A government shutdown could take effect today at midnight, and Californians are worrying about how they could be affected.
The good news is that unless you are a federal government employee, in the military, or a tourist in a federal park, your day-to-day life will remain relatively unaffected in the short term. The Sacramento Bee reports that water will continue to flow and social security checks will continue to arrive.
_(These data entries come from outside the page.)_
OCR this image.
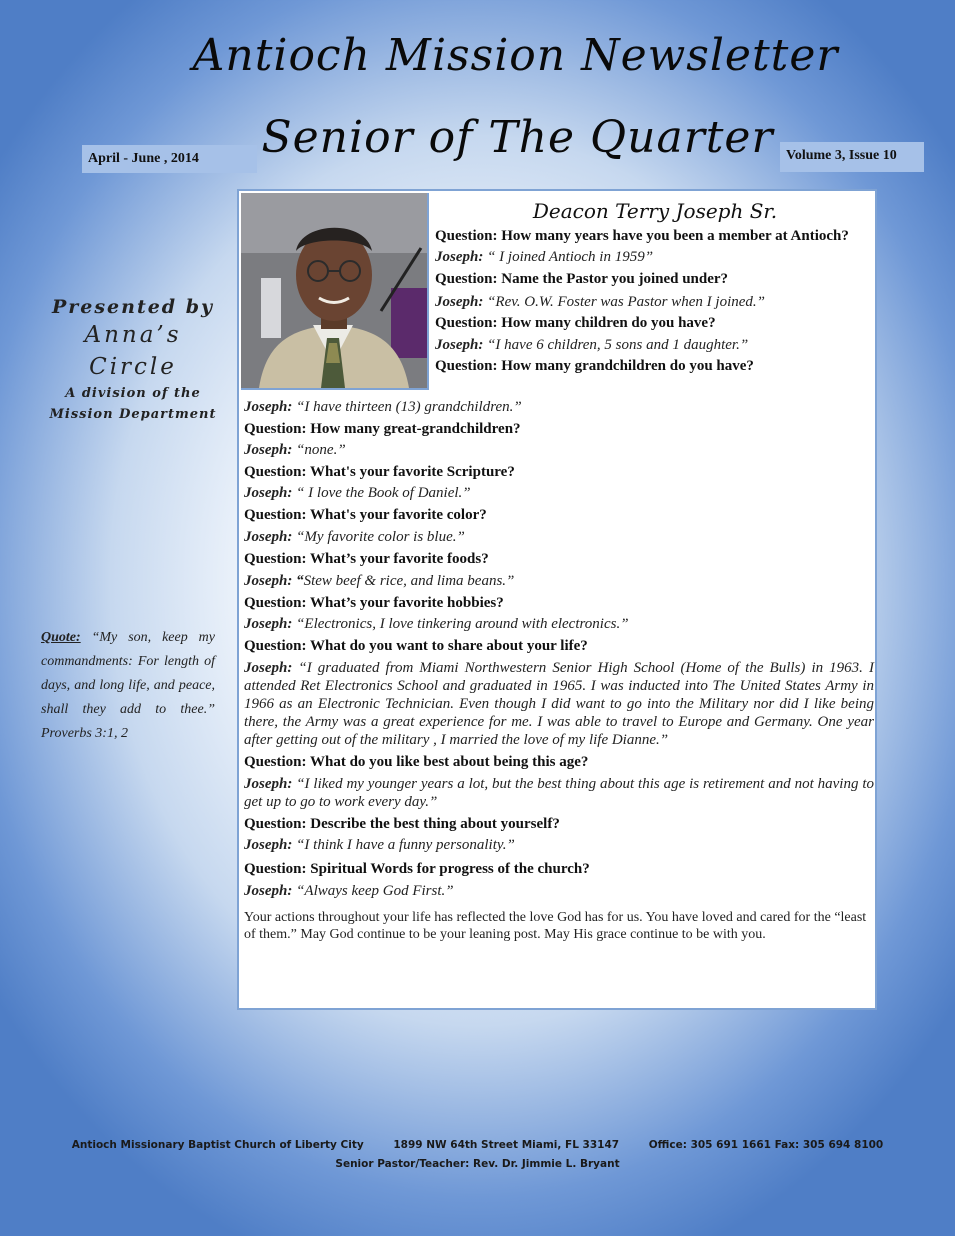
Antioch Mission Newsletter
Senior of The Quarter
April - June , 2014	Volume 3, Issue 10
Presented by
Anna’s
Circle
A division of the
Mission Department
Quote: “My son, keep my commandments: For length of days, and long life, and peace, shall they add to thee.” Proverbs 3:1, 2
Deacon Terry Joseph Sr.

Question: How many years have you been a member at Antioch?

Joseph: “ I joined Antioch in 1959”

Question: Name the Pastor you joined under?

Joseph: “Rev. O.W. Foster was Pastor when I joined.”

Question: How many children do you have?

Joseph: “I have 6 children, 5 sons and 1 daughter.”

Question: How many grandchildren do you have?

Joseph: “I have thirteen (13) grandchildren.”

Question: How many great-grandchildren?

Joseph: “none.”

Question: What's your favorite Scripture?

Joseph: “ I love the Book of Daniel.”

Question: What's your favorite color?

Joseph: “My favorite color is blue.”

Question: What’s your favorite foods?

Joseph: “Stew beef & rice, and lima beans.”

Question: What’s your favorite hobbies?

Joseph: “Electronics, I love tinkering around with electronics.”

Question: What do you want to share about your life?

Joseph: “I graduated from Miami Northwestern Senior High School (Home of the Bulls) in 1963. I attended Ret Electronics School and graduated in 1965. I was inducted into The United States Army in 1966 as an Electronic Technician. Even though I did want to go into the Military nor did I like being there, the Army was a great experience for me. I was able to travel to Europe and Germany. One year after getting out of the military , I married the love of my life Dianne.”

Question: What do you like best about being this age?

Joseph: “I liked my younger years a lot, but the best thing about this age is retirement and not having to get up to go to work every day.”

Question: Describe the best thing about yourself?

Joseph: “I think I have a funny personality.”

Question: Spiritual Words for progress of the church?

Joseph: “Always keep God First.”

Your actions throughout your life has reflected the love God has for us. You have loved and cared for the “least of them.” May God continue to be your leaning post. May His grace continue to be with you.

Antioch Missionary Baptist Church of Liberty City	1899 NW 64th Street Miami, FL 33147	Office: 305 691 1661 Fax: 305 694 8100
Senior Pastor/Teacher: Rev. Dr. Jimmie L. Bryant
The bad news is that a prolonged shutdown could have a deleterious effect on California's overall economy. Federal employees who aren't classified as "critical to protecting life or property" will be furloughed, which means a slowdown in federally-funded government programs that affect "areas from higher education to law enforcement," according to NBC LA. And while the IRS will continue to process tax returns, refund payments will be delayed until the bureau gains back its furloughed employees. Finally, tourists and visitors to California's federal parks would have to be escorted off the grounds. NBC LA reports that this "could hurt tourism, and by extension the state's economy. California's national parks had nearly 35 million visitors in 2010; the estimated economic impact to the state from the parks is more than $1 billion." The City Maven quotes Mayor Antonio Villaraigosa, who said Los Angeles stands to lose $560 million during the potential shutdown, adding that "“It’s outrageous... Look, these people are bringing us to the brink of disaster and it’s a perfect example of why people are so turned off by the partisanship you see in D.C."Undoubtedly, one of the more tragic consequences of the potential shutdown are the members of the military and their families who will stop receiving their paychecks--even if they are deployed overseas. Tthough they would continue to earn money, it would take an act of Congress for them to actually receive their salaries. The LA Times reports that military families are bracing for the impact by checking up on their savings hunkering down when it comes to spending. The LA Times quotes one young military couple:
Sgt. Joshua Gilbert, 25, also with a wife and three children, said that he too would be able to get through a financial squeeze.
“But I’ll bet 90% of the privates and corporals are going to be in trouble,” Gilbert said. “The young guys tend to get paid, spend it all and then wait for the next paycheck.”
*This article has been edited to reflect that federal parks, not state parks, will be affected by the government shutdown.